С этим знанием я немедленно приступил к переводу Нового Завета на японский, — переводу не с русского: отыскивать китайские знаки для каждого русского слова — труд далеко еще не под силу мне, да и бесполезный, а с китайского — дело, по-видимому, легкое: японец, хорошо понимающий китайскую книгу, переводит Евангелие на японский, причем почти каждое слово выражено китайским знаком, но около него поставлено японское чтение, и за тем все грамматические формы выражены также японскими фонетическими знаками. Мое дело было — с другим ученым японцем проверять и поправлять перевод. Работа шла очень быстро, пока я, постепенно знакомясь с китайским текстом, не дошел до окончательного разочарования в авторитетности его».
«22 августа 1895 года.

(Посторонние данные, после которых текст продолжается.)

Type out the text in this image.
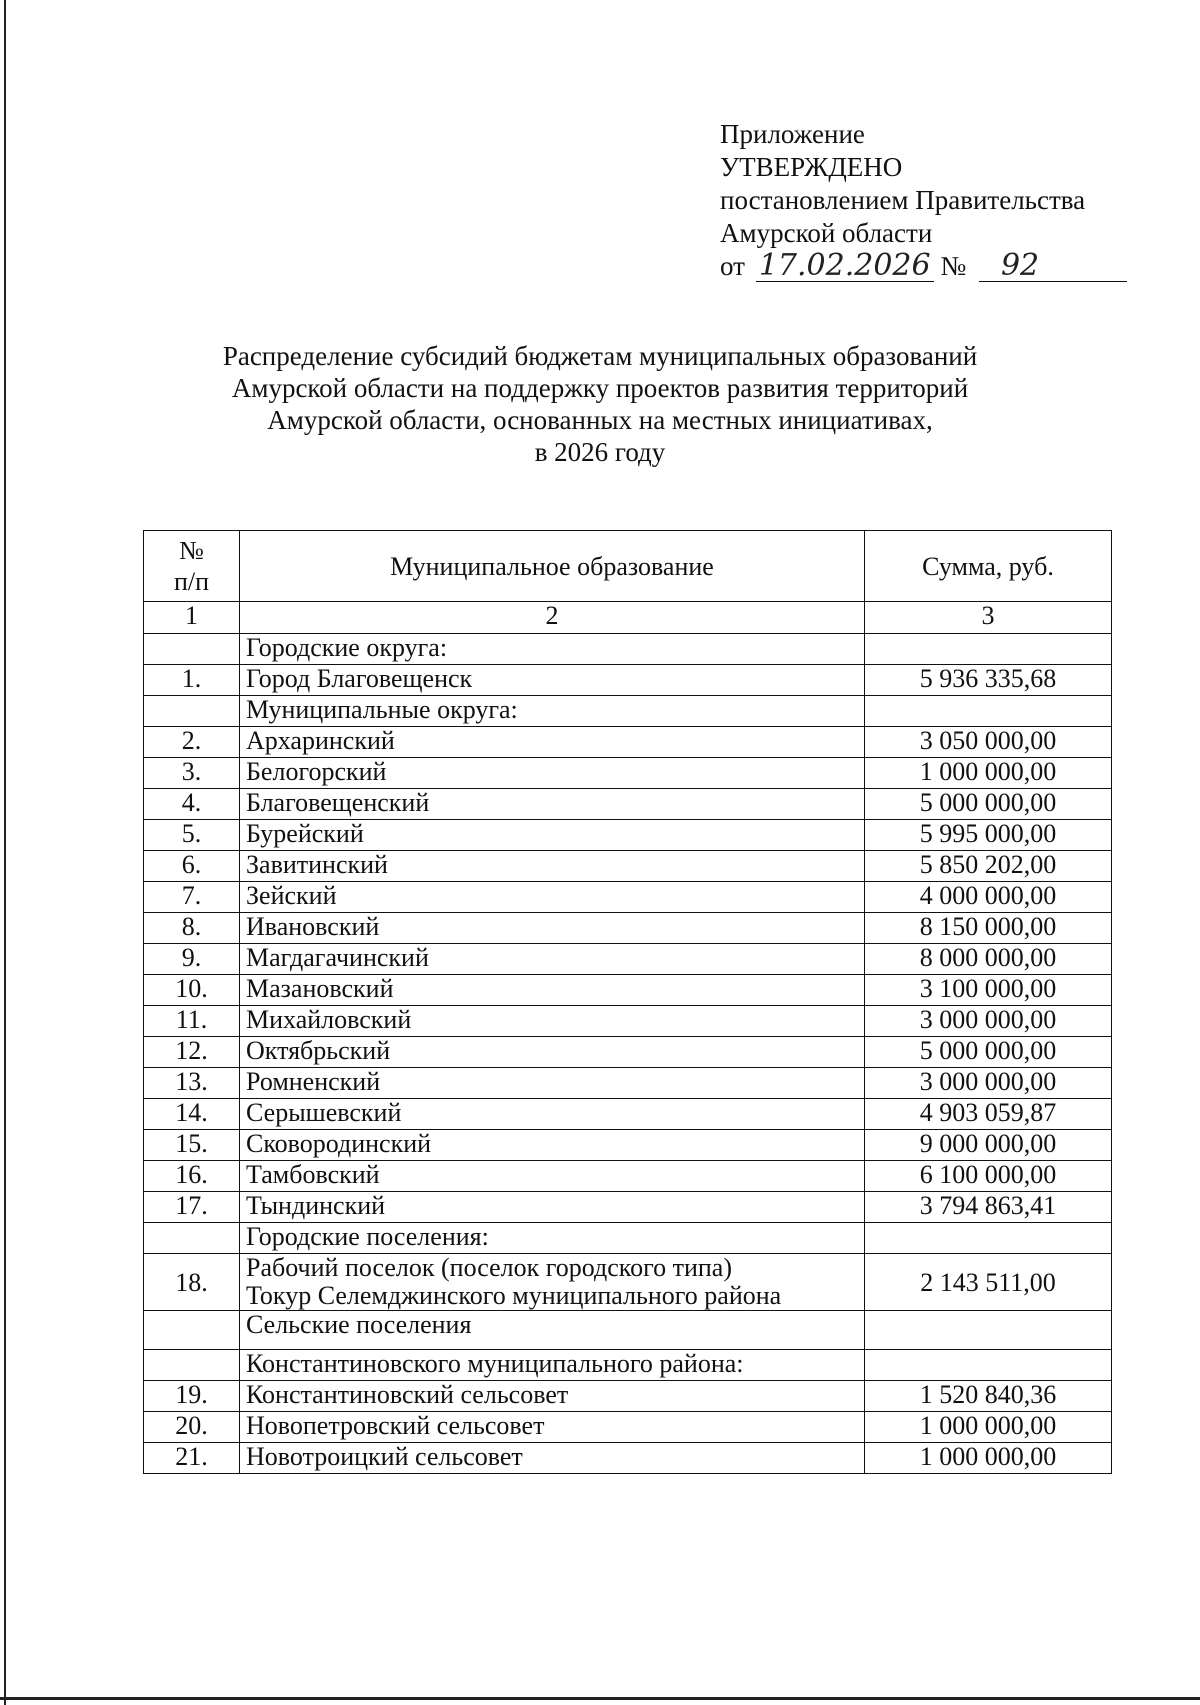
Приложение
УТВЕРЖДЕНО
постановлением Правительства
Амурской области
от 17.02.2026 № 92
Распределение субсидий бюджетам муниципальных образований
Амурской области на поддержку проектов развития территорий
Амурской области, основанных на местных инициативах,
в 2026 году
№
п/п	Муниципальное образование	Сумма, руб.
1	2	3
	Городские округа:	
1.	Город Благовещенск	5 936 335,68
	Муниципальные округа:	
2.	Архаринский	3 050 000,00
3.	Белогорский	1 000 000,00
4.	Благовещенский	5 000 000,00
5.	Бурейский	5 995 000,00
6.	Завитинский	5 850 202,00
7.	Зейский	4 000 000,00
8.	Ивановский	8 150 000,00
9.	Магдагачинский	8 000 000,00
10.	Мазановский	3 100 000,00
11.	Михайловский	3 000 000,00
12.	Октябрьский	5 000 000,00
13.	Ромненский	3 000 000,00
14.	Серышевский	4 903 059,87
15.	Сковородинский	9 000 000,00
16.	Тамбовский	6 100 000,00
17.	Тындинский	3 794 863,41
	Городские поселения:	
18.	Рабочий поселок (поселок городского типа)
Токур Селемджинского муниципального района	2 143 511,00
	Сельские поселения	
	Константиновского муниципального района:	
19.	Константиновский сельсовет	1 520 840,36
20.	Новопетровский сельсовет	1 000 000,00
21.	Новотроицкий сельсовет	1 000 000,00
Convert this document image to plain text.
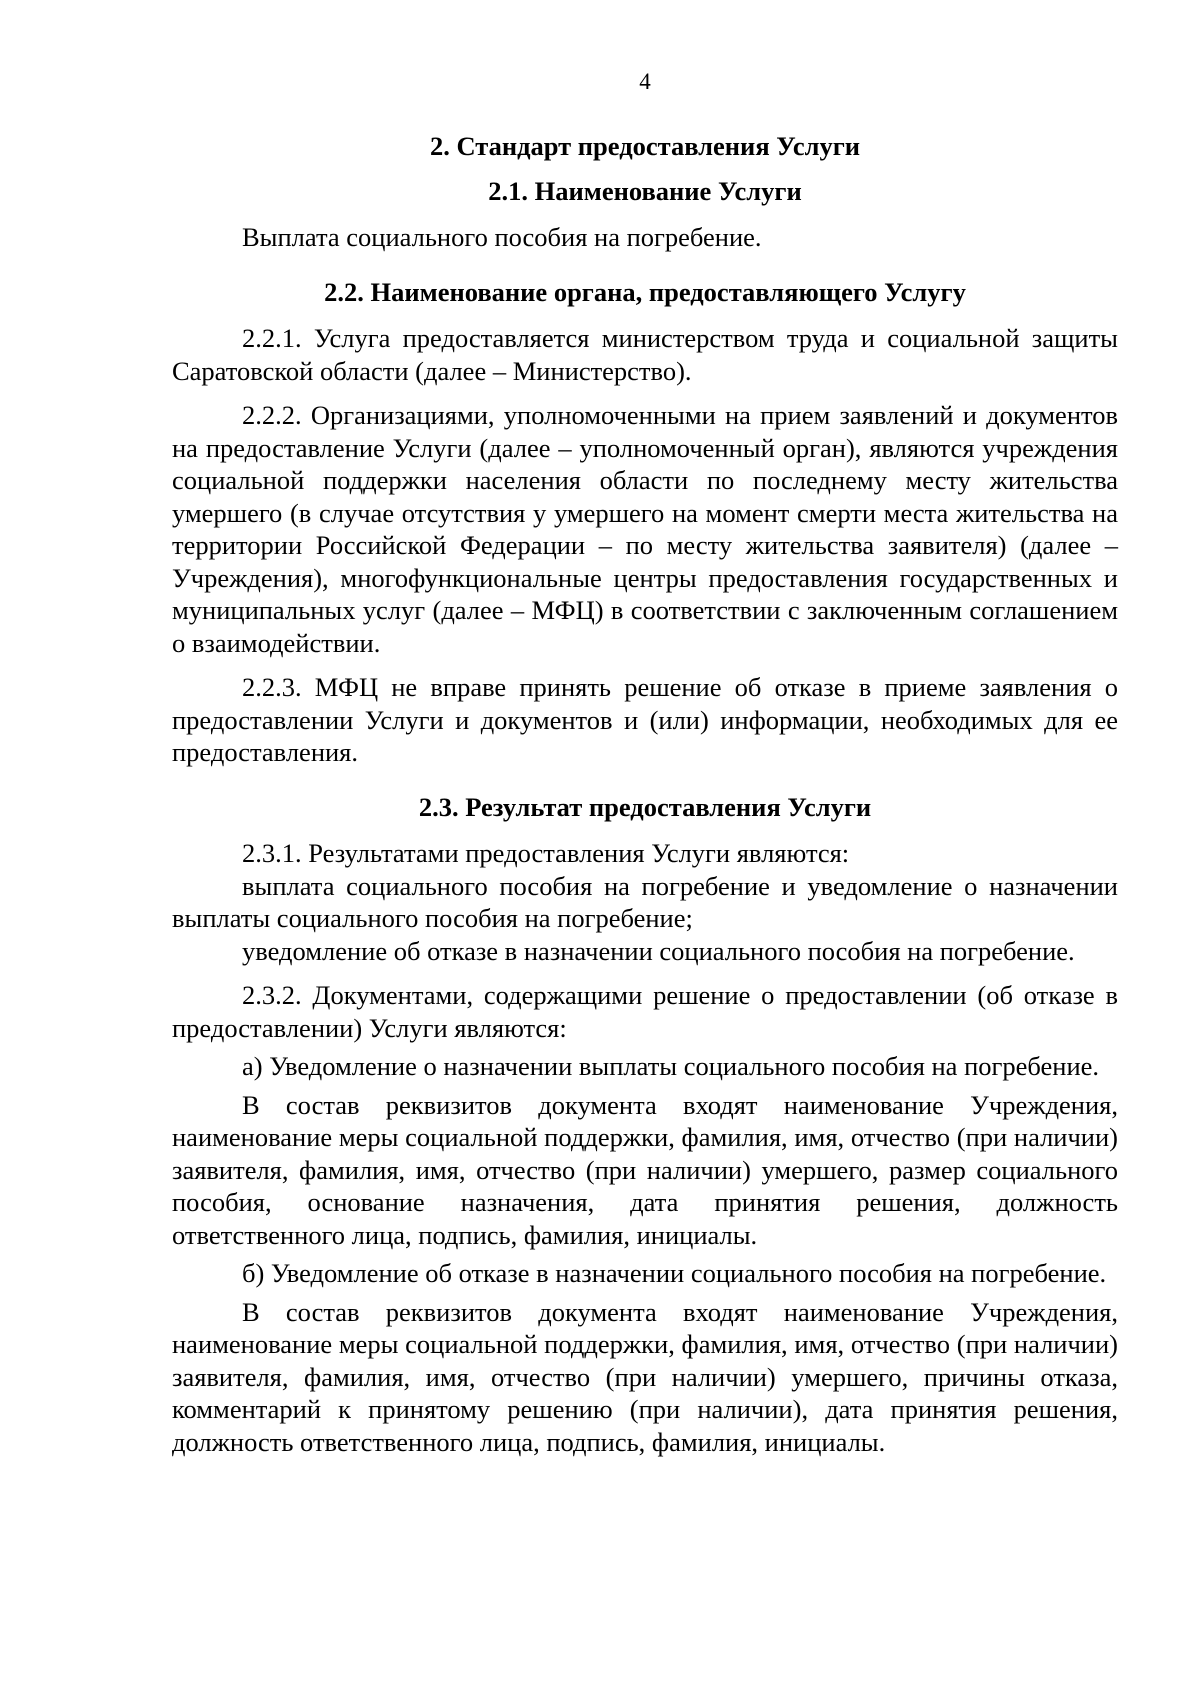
4
2. Стандарт предоставления Услуги
2.1. Наименование Услуги
Выплата социального пособия на погребение.
2.2. Наименование органа, предоставляющего Услугу
2.2.1. Услуга предоставляется министерством труда и социальной защиты Саратовской области (далее – Министерство).
2.2.2. Организациями, уполномоченными на прием заявлений и документов на предоставление Услуги (далее – уполномоченный орган), являются учреждения социальной поддержки населения области по последнему месту жительства умершего (в случае отсутствия у умершего на момент смерти места жительства на территории Российской Федерации – по месту жительства заявителя) (далее – Учреждения), многофункциональные центры предоставления государственных и муниципальных услуг (далее – МФЦ) в соответствии с заключенным соглашением о взаимодействии.
2.2.3. МФЦ не вправе принять решение об отказе в приеме заявления о предоставлении Услуги и документов и (или) информации, необходимых для ее предоставления.
2.3. Результат предоставления Услуги
2.3.1. Результатами предоставления Услуги являются:
выплата социального пособия на погребение и уведомление о назначении выплаты социального пособия на погребение;
уведомление об отказе в назначении социального пособия на погребение.
2.3.2. Документами, содержащими решение о предоставлении (об отказе в предоставлении) Услуги являются:
а) Уведомление о назначении выплаты социального пособия на погребение.
В состав реквизитов документа входят наименование Учреждения, наименование меры социальной поддержки, фамилия, имя, отчество (при наличии) заявителя, фамилия, имя, отчество (при наличии) умершего, размер социального пособия, основание назначения, дата принятия решения, должность ответственного лица, подпись, фамилия, инициалы.
б) Уведомление об отказе в назначении социального пособия на погребение.
В состав реквизитов документа входят наименование Учреждения, наименование меры социальной поддержки, фамилия, имя, отчество (при наличии) заявителя, фамилия, имя, отчество (при наличии) умершего, причины отказа, комментарий к принятому решению (при наличии), дата принятия решения, должность ответственного лица, подпись, фамилия, инициалы.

У нас с Павлом Накай перевод Священного Писания утром с половины восьмого до двенадцати и вечером с шести до девяти. Это будет продолжаться каждый день так, что вперед об этом и упоминать не стоит».
«Я полагаю, что не перевод Евангелия и богослужения должен спускаться до уровня народной массы, а, наоборот, верующие должны возвышаться до понимания евангельских и богослужебных текстов. Язык вульгарный в Евангелии недопустим. Если мне встречаются два совершенно тождественных иероглифа или выражения и оба они для японского уха и глаза одинаково благородны, то я, конечно, отдам предпочтение общераспространенному, но никогда не делаю уступок невежеству и не допускаю ни малейших компромиссов в отношении точности переводов, хотя бы мне приходилось употреблять и очень малоизвестный в Японии китайский иероглиф. Я сам чувствую, что иногда мой перевод для понимания требует большого напряжения со стороны японцев» (цит. по: Позднеев, Д. М. Архиепископ Николай Японский. (Воспоминания и характеристика)).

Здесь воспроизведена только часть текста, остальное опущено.